Unfortunately, Fractal has suffered over the years with out-of-date dependencies and is now officially unmaintained. We have used Fractal successfully in customer projects and therefore have the desire to maintain a version of Fractal with up-to-date dependencies. Since we do not use all of the features of the official branch, we are am providing this fork instead.

The goal of this fork is to maximize maintainability for customer projects and not to provide complete feature parity with the official branch. The project is therefore developed with the following concrete goals:

  1. Maximize maintainability by reducing size of source code
  2. Minimize number of dependencies

We use real Fractal projects to test any changes that we make to the source code. However, this also means that any feature that we do not personally use for any Fractal projects is at risk of being removed in the future (especially if it uses dependencies which are poorly maintained).

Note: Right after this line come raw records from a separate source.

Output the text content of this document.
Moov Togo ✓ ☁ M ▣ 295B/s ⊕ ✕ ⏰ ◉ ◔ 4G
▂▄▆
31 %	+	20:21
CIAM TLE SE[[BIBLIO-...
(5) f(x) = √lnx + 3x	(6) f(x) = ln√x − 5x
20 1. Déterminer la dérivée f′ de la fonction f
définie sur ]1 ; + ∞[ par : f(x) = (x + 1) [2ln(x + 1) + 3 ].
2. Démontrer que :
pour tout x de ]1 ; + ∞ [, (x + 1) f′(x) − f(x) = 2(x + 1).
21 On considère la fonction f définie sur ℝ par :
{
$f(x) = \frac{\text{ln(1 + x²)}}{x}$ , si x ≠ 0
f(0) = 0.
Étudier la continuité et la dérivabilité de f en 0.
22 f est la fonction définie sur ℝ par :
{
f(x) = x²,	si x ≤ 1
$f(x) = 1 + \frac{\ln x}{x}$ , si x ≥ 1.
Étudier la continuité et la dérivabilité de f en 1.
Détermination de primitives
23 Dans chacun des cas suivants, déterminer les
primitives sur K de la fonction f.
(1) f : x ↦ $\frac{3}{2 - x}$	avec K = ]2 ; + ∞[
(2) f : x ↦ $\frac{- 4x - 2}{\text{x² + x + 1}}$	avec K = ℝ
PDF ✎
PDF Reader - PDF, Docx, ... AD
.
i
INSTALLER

Migration Guide from @frctl/fractal to @innoq/fractal-fork

The changes to offical Fractal branch are listed here as follows:

  • @innoq/fractal-fork uses a single repository for ease of deployment. To migrate from @frctl/fractal to @innoq/fractal-fork do the following:
    • Replace require('@frctl/core') with require('@innoq/fractal-fork').core
    • Replace require('@frctl/fractal') with require('@innoq/fractal-fork').fractal
    • Replace require('@frctl/handlebars') with require('@innoq/fractal-fork').handlebars
    • Replace require('@frctl/mandelbrot') with require('@innoq/fractal-fork').mandelbrot
    • Replace require('@frctl/web') with require('@innoq/fractal-fork').web
  • Replace the fractal command in your package.json scripts with fractal-fork
  • Automatic port discovery is not supported for @innoq/fractal-fork. If a port is blocked, @innoq/fractal-fork will quit with an error and it is the developer's responsibility to set a different port via --port.
  • @innoq/fractal-fork does not support the --sync option for the start command. This simplifies the implementation and avoids security vulnerabilities introduces by the browser-sync dependency
  • @innoq/fractal-fork does not support the twig, nunjucts, or react adapters (if you still need them, it should be possible for you to maintain a separate fork for those adapters)
  • @innoq/fractal-fork does not support the new CLI command (it's a command that is rarely used because it is only necessary to create the repository once. The alternative is to create the repository structure and fractal.config.js by hand. The CLI command was one area which had horrible dependencies which needed to be removed)
  • The CLI output for @innoq/fractal-fork is much less pretty -- there are no colors and the console never overwrites previous log output. This means particularly for the build command that the console output is much longer

Read the full Fractal documentation

Introduction to Fractal

Component (or pattern) libraries are a way of designing and building websites in a modular fashion, breaking up the UI into small, reusable chunks that can then later be assembled in a variety of ways to build anything from larger components right up to whole pages.

Fractal helps you assemble, preview and document website component libraries, or even scale up to document entire design systems for your organisation.

Check out the documentation for more information.

Getting started

Install into your project (recommended)

npm install @innoq/fractal-fork --save-dev

Then create your fractal.config.js file in the project root, and configure using the official documentation but keeping in mind the changes to imports listed out in the migration guide.

An example pattern library using the @innoq/fractal-fork library can be found in the example folder.

Then you can either run npx fractal-fork start to start up the project, or create an alias under the scripts section in your package.json as a shortcut.

e.g.

"scripts": {
    "fractal:start": "fractal-fork start",
    "fractal:build": "fractal-fork build"
}

then

npm run fractal:start

Submitting pull requests

We welcome pull requests, but cannot guarantee that they will be reviewed in a timely way. Please submit PRs against main branch with an explanation of your intention.

Development

Testing

Existing tests can be run using the npm test command.